Since the last round of six-nation talks in late 2008, North Korea has detonated a second nuclear test device, test-fired a number of missiles, unveiled a uranium-enrichment capacity, and has been accused of killing 50 South Koreans in two 2010 attacks.
"As we have seen in the past, sometimes when engagement is broken off, it causes them to lash out in dangerous and unsettling ways," the anonymous Obama official said.
Mansfield Foundation Executive Director Gordon Flake said the decision to shift Davies from Vienna to focusing full time on North Korea shows the Obama administration is honing in on the nuclear-weapon issue.
"Putting nonpolitical professionals in these positions doesn't bespeak of grandiose, Hail Mary plans on North Korea. This is a careful, coordinated, and measured approach done in consultation with our allies South Korea and Japan," Flake said.
Victor Cha, who was the Bush administration's special envoy on North Korea, said the new engagement with Pyongyang might lower the chances of new hostilities even if no headway is made on the nuclear front.
"North Korea leaves you only with bad and worse options," Cha said. "Avoiding dialogue only promises a runaway nuclear program and more provocations."
Engagement could also lead to "small victories in freezing elements of the [nuclear] program," the North Korea expert said (Shaun Tandon, Agence France-Presse I/Google News, Oct. 19).
In Vienna, Davies has attained a reputation as a decisive negotiator who extracted hard-won support from multiple nations for more action on Iran's disputed nuclear development program, the Associated Press reported (see related GSN story, today).
"He's a good appointment for the North Korea job, as it's a heck of a challenge," ex-IAEA chief weapons inspector Olli Heinonen said, adding, "He's a good communicator and willing to talk to adversaries. He's easygoing and fairly low-key but can be tough when he needs to be."
Davies has some experience dealing with North Korea. In the Bush administration he was a deputy to the U.S. negotiator to the six-nation talks.

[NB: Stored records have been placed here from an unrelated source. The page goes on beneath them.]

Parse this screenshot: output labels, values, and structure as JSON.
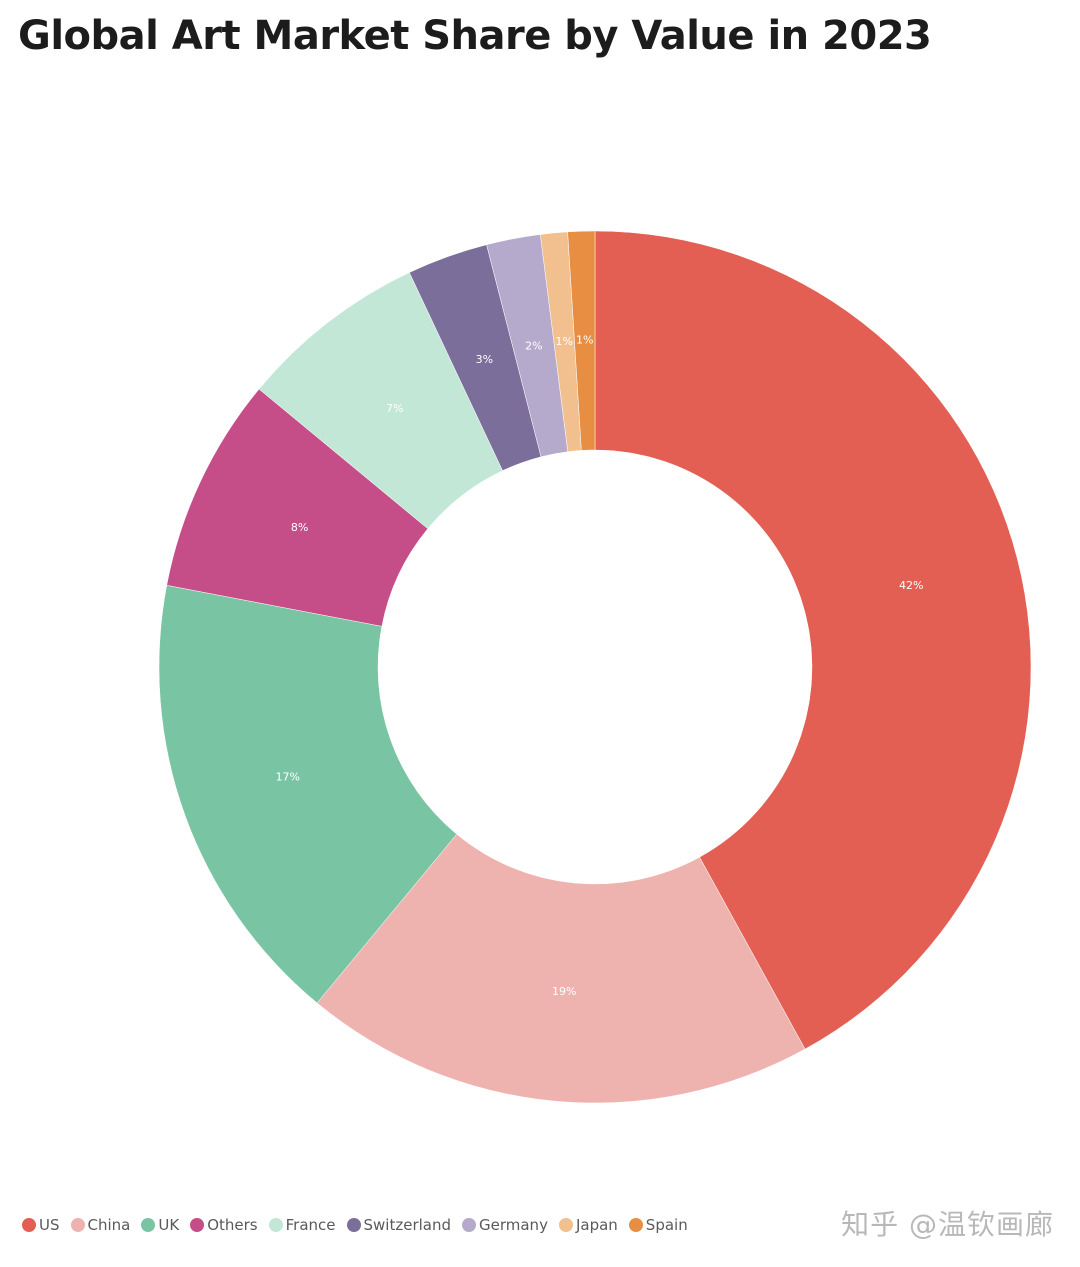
{
  "watermark": "知乎 @温钦画廊",
  "chart_data": {
    "type": "pie",
    "variant": "donut",
    "title": "Global Art Market Share by Value in 2023",
    "legend_position": "bottom-left",
    "categories": [
      "US",
      "China",
      "UK",
      "Others",
      "France",
      "Switzerland",
      "Germany",
      "Japan",
      "Spain"
    ],
    "values": [
      42,
      19,
      17,
      8,
      7,
      3,
      2,
      1,
      1
    ],
    "labels": [
      "42%",
      "19%",
      "17%",
      "8%",
      "7%",
      "3%",
      "2%",
      "1%",
      "1%"
    ],
    "colors": [
      "#e45f53",
      "#efb3af",
      "#79c5a3",
      "#c54d88",
      "#c2e7d7",
      "#7b6e9b",
      "#b5aacb",
      "#f2c08f",
      "#e88e42"
    ]
  }
}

Veteran envoy Clifford Hart will be Washington's new top negotiator at the six-party talks.
"Both are quick studies, and it won't take them long to figure out that the North is not serious about denuclearization," Cha predicted (Matthew Pennington, Associated Press/Google News, Oct. 20).

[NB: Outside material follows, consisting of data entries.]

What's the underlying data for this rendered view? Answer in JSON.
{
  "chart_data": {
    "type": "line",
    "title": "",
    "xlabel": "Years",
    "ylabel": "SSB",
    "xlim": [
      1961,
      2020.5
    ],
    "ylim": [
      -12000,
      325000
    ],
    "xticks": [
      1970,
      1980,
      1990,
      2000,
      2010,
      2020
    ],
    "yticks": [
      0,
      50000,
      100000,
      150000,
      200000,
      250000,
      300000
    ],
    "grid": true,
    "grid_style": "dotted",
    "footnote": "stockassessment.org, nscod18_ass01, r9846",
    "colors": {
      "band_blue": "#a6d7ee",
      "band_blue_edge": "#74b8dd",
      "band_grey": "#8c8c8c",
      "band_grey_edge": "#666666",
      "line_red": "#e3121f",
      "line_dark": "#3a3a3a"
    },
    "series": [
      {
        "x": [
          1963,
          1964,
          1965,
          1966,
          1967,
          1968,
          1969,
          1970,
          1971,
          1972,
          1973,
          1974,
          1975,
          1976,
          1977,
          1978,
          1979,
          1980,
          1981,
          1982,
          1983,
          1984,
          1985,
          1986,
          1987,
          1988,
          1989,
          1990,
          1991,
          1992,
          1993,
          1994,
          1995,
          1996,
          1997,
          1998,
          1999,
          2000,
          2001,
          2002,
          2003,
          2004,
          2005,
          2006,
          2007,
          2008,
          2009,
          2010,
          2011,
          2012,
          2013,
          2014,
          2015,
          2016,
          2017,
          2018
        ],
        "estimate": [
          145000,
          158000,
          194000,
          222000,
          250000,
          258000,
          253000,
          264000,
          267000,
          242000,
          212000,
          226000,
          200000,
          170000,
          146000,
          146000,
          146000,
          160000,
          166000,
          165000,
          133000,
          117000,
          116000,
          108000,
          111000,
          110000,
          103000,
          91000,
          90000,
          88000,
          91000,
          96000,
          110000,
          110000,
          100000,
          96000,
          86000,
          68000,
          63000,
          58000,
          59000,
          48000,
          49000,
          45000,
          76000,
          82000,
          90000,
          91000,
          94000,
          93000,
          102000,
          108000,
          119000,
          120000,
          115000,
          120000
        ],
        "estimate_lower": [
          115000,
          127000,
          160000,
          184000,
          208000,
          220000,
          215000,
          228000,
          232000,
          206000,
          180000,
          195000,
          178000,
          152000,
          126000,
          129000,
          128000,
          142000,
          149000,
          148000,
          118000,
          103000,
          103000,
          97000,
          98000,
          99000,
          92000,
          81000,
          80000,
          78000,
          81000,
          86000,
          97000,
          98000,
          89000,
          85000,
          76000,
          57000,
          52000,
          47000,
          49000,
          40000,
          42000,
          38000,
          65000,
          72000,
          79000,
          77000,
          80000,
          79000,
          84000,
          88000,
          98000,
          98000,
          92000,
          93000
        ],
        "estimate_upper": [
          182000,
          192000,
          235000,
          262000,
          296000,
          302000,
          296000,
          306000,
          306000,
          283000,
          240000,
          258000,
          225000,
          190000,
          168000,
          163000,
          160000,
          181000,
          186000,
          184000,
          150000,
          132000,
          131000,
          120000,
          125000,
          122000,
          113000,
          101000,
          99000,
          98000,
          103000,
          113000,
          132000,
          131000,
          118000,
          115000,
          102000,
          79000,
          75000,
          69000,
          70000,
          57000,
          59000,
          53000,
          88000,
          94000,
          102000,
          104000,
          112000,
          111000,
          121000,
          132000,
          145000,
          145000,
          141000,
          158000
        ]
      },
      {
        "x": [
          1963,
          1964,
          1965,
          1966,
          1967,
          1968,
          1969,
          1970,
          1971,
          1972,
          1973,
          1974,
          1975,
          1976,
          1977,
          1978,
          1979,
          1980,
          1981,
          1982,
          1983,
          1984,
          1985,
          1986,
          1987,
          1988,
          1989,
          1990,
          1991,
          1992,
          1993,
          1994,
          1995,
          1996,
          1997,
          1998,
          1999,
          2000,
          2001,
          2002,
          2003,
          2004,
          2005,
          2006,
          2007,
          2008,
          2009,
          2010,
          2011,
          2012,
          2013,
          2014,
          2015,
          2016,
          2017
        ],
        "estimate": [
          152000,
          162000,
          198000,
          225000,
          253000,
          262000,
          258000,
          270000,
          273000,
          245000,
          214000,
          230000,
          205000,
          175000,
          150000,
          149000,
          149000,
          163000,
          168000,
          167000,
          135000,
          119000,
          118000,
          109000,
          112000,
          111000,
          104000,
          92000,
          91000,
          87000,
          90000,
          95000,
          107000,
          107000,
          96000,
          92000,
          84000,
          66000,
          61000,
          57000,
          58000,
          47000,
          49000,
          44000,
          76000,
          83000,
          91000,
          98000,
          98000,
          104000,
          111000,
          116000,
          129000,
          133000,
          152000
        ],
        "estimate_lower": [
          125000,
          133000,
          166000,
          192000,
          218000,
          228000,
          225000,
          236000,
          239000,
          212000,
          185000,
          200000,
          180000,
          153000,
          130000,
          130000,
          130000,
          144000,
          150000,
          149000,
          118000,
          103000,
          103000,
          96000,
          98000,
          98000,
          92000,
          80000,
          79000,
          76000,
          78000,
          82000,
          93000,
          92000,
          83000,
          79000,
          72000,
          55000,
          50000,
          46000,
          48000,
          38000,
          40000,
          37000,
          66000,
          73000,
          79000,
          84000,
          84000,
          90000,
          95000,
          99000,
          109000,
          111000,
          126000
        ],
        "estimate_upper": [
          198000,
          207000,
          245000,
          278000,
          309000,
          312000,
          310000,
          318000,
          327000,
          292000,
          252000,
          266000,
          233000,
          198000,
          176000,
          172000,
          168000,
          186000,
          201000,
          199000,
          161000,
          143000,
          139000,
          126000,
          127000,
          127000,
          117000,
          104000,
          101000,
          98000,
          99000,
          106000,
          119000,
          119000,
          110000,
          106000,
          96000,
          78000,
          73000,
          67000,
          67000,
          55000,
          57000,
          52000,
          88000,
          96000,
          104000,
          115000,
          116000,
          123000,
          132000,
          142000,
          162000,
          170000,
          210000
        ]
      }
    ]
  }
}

Sen. Jon Kyl (R-Ariz.) on Wednesday demanded that U.S. diplomats not agree to any concessions to prod Pyongyang back to nuclear- disarmament negotiations, AFP reported. "The days of paying North Korea in exchange for promises that it does not intend to fulfill are over," Kyl said. "In its efforts to engage the North Korean regime, the key will be seeing if the administration sticks to its guarantees that there will be no incentives provided to North Korea if this bilateral negotiation eventually leads to a return to the multilateral six-party talks," the Senate's No. 2 Republican said (Agence France-Presse II/Google News, Oct. 19).
Meanwhile, a South Korean lawmaker on Wednesday asserted that the North possessed a second uranium-enrichment plant in addition to the site revealed to the world last November at the Yongbyon nuclear complex, the Yonhap News Agency reported.
Liberal Forward Party member Park Sun-young said that the subterranean plant in Dongchang County on North Korea's west coast was constructed between 2001 and 2006. She said a North Korean armed forces official familiar with the site was the source of her information.
"North Korea has already been developing nuclear weapons using enriched uranium since 2007, switching from its plutonium-production program. But the (South Korean) government has not been aware of this fact," Park said in a statement (Yonhap News Agency, Oct. 19).